Treatment of Minimally Displaced Volar Plate Avulsion Injury
Conservative treatment with immediate active mobilization is the recommended approach for minimally displaced volar plate avulsion fractures of the middle phalanx, regardless of fragment size, provided the PIP joint is stable without dislocation. 1, 2, 3
Initial Management Algorithm
Assess Joint Stability First
- Check for PIP joint dislocation or subluxation – the presence of joint dislocation is the strongest predictor of conservative treatment failure and may require surgical intervention 2
- Evaluate for displacement >3mm, dorsal tilt >10°, or substantial intra-articular involvement, which indicate instability requiring more rigid immobilization 1
- If the joint is stable (no dislocation, minimal displacement), proceed with conservative management 2, 3
Conservative Treatment Protocol
- Apply a volar short arm splint initially for comfort, but prioritize early active motion over prolonged immobilization 4, 1
- Begin active finger motion exercises immediately for all joints – this is the single most critical intervention to prevent finger stiffness, which is the most functionally disabling complication 5, 1, 6
- Finger motion does not adversely affect adequately stabilized fractures 5, 1
- Immobilization duration should be minimal – typically 2-3 weeks maximum for stable injuries 1, 3
Evidence Supporting Early Mobilization
The strongest evidence comes from a prospective study of 190 consecutive volar plate avulsion fractures managed with immediate active movement, achieving excellent or good outcomes in 98% of cases 3. Critically, the size and displacement of the avulsed fragment did not affect outcome in stable joints 3. This directly addresses your case of a "miniscule ossific fragment minimally displaced."
A more recent 2020 study identified that greater displacement and rotation of fragments (not fragment size) predict conservative treatment failure, along with the presence of joint dislocation 2. Since your case describes minimal displacement without mention of dislocation, conservative management is appropriate.
Follow-Up Protocol
- Obtain radiographs at 3 weeks to assess healing and alignment 1, 6
- Final radiographic assessment when immobilization is discontinued 1, 6
- If pain persists (VAS >6), range of motion deteriorates, or new symptoms develop, reevaluate immediately 5, 1
When Conservative Treatment Fails
Approximately 20% of cases may require delayed fragment excision if conservative treatment fails, typically after an average of 75 days 2. Indications for surgical intervention include:
- Persistent pain limiting function 2
- Significant flexion contracture (>30 degrees) 2
- Joint dislocation at time of injury 2
- Greater displacement or rotation of fragments 2
Delayed fragment excision produces favorable results without requiring postoperative joint protection, with increased range of motion and reduced pain 2. If surgery becomes necessary, hook plate fixation provides stable fixation allowing early active motion 7.

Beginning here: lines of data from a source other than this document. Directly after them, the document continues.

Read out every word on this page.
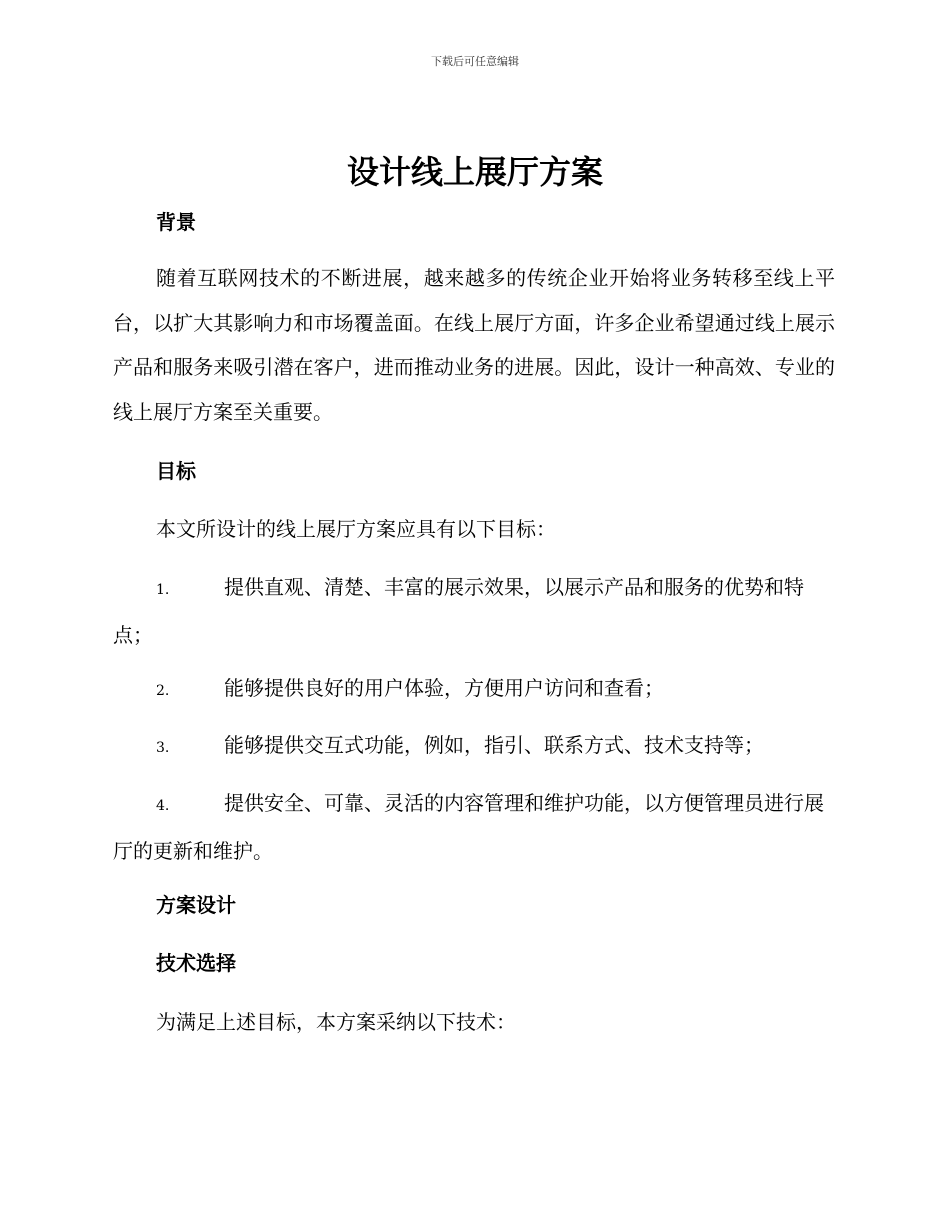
下载后可任意编辑
设计线上展厅方案
背景

随着互联网技术的不断进展，越来越多的传统企业开始将业务转移至线上平台，以扩大其影响力和市场覆盖面。在线上展厅方面，许多企业希望通过线上展示产品和服务来吸引潜在客户，进而推动业务的进展。因此，设计一种高效、专业的线上展厅方案至关重要。

目标

本文所设计的线上展厅方案应具有以下目标：

1.	提供直观、清楚、丰富的展示效果，以展示产品和服务的优势和特点；
2.	能够提供良好的用户体验，方便用户访问和查看；
3.	能够提供交互式功能，例如，指引、联系方式、技术支持等；
4.	提供安全、可靠、灵活的内容管理和维护功能，以方便管理员进行展厅的更新和维护。
方案设计
技术选择

为满足上述目标，本方案采纳以下技术：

Critical Pitfalls to Avoid
- Do not over-immobilize – prolonged rigid splinting beyond 3-4 weeks dramatically increases finger stiffness and functional impairment without providing additional benefit 5, 1, 6
- Do not immobilize unaffected fingers – this causes unnecessary hand stiffness 6
- Patients presenting more than 3 weeks from injury have worse outcomes – early mobilization is time-sensitive 3
- Do not assume fragment size predicts outcome – stability of the joint and degree of displacement matter more than fragment size 2, 3
Special Consideration for Concomitant Injuries
If collateral ligament rupture is suspected (lateral joint instability, pain with lateral stress), outcomes remain favorable with surgical volar plate reattachment, though greater extension lag may occur 8. MRI can identify associated soft tissue injuries if clinical examination is equivocal 5.